Olympus Inc., a modern day setting for Savage Worlds written by Gilbert Gallo and Charles White (produced by Fabled Environments), is a setting in which the world is controlled by shadow groups. These groups are very powerful, and exert their influence to further their own goals. Unlike most worldwide corporate conglomerates, however, this power does not simply come from significant wealth and connections. In Olympus Inc, the power comes from the deities of the Ancient Greek pantheon.
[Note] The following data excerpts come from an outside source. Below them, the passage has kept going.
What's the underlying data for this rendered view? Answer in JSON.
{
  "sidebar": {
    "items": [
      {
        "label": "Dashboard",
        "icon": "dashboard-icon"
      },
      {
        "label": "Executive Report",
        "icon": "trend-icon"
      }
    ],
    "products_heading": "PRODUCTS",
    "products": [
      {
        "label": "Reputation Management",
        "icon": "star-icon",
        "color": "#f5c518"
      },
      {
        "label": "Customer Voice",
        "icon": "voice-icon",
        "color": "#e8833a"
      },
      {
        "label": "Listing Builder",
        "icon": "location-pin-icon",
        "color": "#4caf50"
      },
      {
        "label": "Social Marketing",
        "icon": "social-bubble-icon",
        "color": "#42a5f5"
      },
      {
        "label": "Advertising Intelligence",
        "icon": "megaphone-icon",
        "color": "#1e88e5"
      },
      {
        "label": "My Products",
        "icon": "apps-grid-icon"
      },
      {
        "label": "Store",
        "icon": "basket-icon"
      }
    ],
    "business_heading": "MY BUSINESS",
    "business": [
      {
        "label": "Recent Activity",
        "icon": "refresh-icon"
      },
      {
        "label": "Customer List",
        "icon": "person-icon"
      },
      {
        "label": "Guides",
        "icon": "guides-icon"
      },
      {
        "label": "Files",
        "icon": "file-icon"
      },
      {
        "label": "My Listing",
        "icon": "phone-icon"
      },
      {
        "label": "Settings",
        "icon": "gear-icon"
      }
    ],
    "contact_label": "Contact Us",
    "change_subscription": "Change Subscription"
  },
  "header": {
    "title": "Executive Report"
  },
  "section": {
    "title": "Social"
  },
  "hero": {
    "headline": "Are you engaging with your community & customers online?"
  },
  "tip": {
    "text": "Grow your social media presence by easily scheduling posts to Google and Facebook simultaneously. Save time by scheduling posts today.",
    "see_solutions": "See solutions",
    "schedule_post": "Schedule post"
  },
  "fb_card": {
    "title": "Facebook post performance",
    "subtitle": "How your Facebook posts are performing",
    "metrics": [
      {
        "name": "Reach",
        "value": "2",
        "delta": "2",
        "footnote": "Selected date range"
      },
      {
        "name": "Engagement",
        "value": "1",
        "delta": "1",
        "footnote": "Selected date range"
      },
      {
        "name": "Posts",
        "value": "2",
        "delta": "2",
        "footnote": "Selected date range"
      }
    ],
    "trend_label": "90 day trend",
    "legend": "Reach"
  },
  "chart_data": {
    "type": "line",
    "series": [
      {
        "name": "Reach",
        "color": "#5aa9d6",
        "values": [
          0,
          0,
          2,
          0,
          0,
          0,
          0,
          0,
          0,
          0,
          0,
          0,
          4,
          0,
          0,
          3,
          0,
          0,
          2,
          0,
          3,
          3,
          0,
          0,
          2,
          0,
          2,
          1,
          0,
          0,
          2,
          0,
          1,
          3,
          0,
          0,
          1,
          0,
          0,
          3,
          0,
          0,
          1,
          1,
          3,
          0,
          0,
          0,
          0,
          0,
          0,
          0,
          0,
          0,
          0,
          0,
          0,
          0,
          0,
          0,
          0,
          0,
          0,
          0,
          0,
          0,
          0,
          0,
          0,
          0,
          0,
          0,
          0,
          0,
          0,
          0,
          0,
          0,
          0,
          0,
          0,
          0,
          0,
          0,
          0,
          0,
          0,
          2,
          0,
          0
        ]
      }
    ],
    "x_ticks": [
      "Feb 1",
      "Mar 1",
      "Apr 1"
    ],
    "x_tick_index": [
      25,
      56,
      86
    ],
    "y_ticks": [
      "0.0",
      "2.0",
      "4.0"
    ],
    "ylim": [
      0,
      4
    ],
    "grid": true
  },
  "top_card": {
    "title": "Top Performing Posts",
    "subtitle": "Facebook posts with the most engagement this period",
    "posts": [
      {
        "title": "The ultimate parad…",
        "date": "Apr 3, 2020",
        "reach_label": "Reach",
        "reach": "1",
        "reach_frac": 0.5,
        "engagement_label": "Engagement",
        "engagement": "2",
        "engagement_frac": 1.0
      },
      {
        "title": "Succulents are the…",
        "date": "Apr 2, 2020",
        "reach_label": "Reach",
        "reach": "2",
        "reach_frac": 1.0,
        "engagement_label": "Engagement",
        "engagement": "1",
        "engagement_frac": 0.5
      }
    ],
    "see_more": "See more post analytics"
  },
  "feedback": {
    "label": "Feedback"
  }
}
The setting’s alternate history asserts that Zeus, Aphrodite, Ares, and the rest of the Olympic Pantheon were cast out of Olympus, and have been sealed on Earth with diminished powers. Making the best of a bad situation, the gods made use of what strength they had left to take control of mortal organizations. They continued to grow their power into the modern day, in which they now control multinational conglomerates. All the while, the mythical titans have been seeking to undo all the gods have worked for, and have raised their own terrorist organization to undermine the gods’ authority.
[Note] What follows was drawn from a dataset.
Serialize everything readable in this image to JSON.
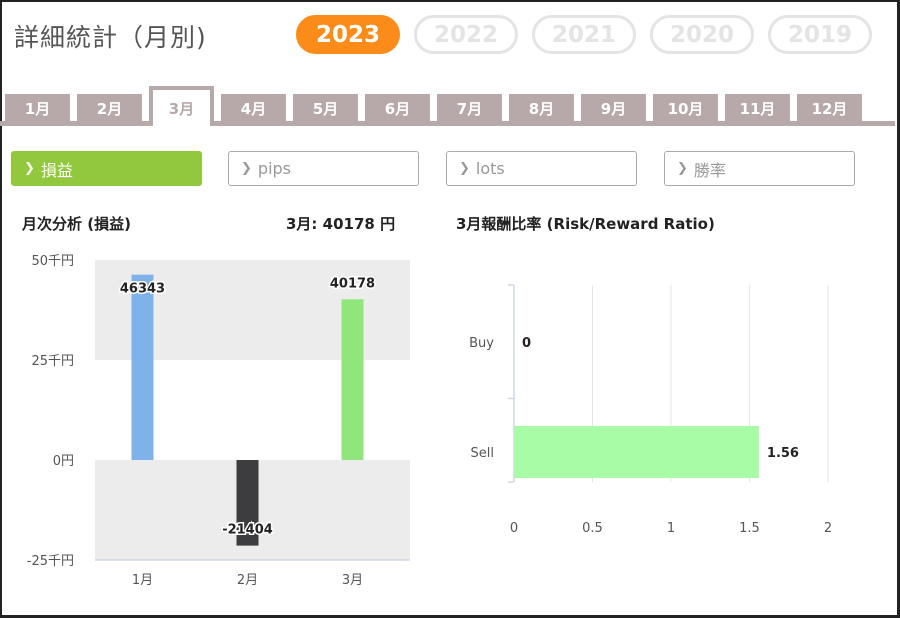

My first impression of Olympus Inc was mixed. It felt jarring to have figures that are so firmly rooted in the past running modern corporations. I had a hard time coming up with an idea of what player characters would do in such a setting. However, the background presented by the book does a good job of making the setting feel cohesive by taking a few liberties with the traditional mythological framework. Furthermore, the character creation section conveniently includes four examples of typical groups and goals of a campaign, and each suggestion has a particular flavor. It’s refreshing to have these options outlined but not mandated, as it provides inspiration for both player and GM. These guidelines can provide inspiration for a Shadowrun-style group of outlaws out for money, a cloak and dagger conspiracy campaign, or a loyal group of corporate workers who are loyal to their deity.
Outside of the Olympian influence, the setting has a cyberpunk feel to it. Corporate drones are victims to the whims of powerful beings while having very little agency themselves. Shadowy mega-corporations are often more powerful than governments, and they are all concerned with their own interests. Cybernetic augmentation is absent, but in its place is the insurmountable difference between mortal and divinity. Finally, it’s rather difficult to find a “good guy.” The titans are fighting against the Olympians’ control of the world, but it’s through the use of terrorist organizations, and the end goal is to restore the Titans’ power. The Olympians are just as vain and flawed as they are in the original Greek myths, but the player characters are personally invested in ensuring their continued positions of power. It’s a rather grim setting for the mortals. Strangely, however unintuitive it may be, this actually helps to unify the themes of Greek mythology and the cyberpunk genre. Both show how the powerful have little to no concern for the weak masses they have domain over, and both can illuminate the flaws that are inherent in humanity.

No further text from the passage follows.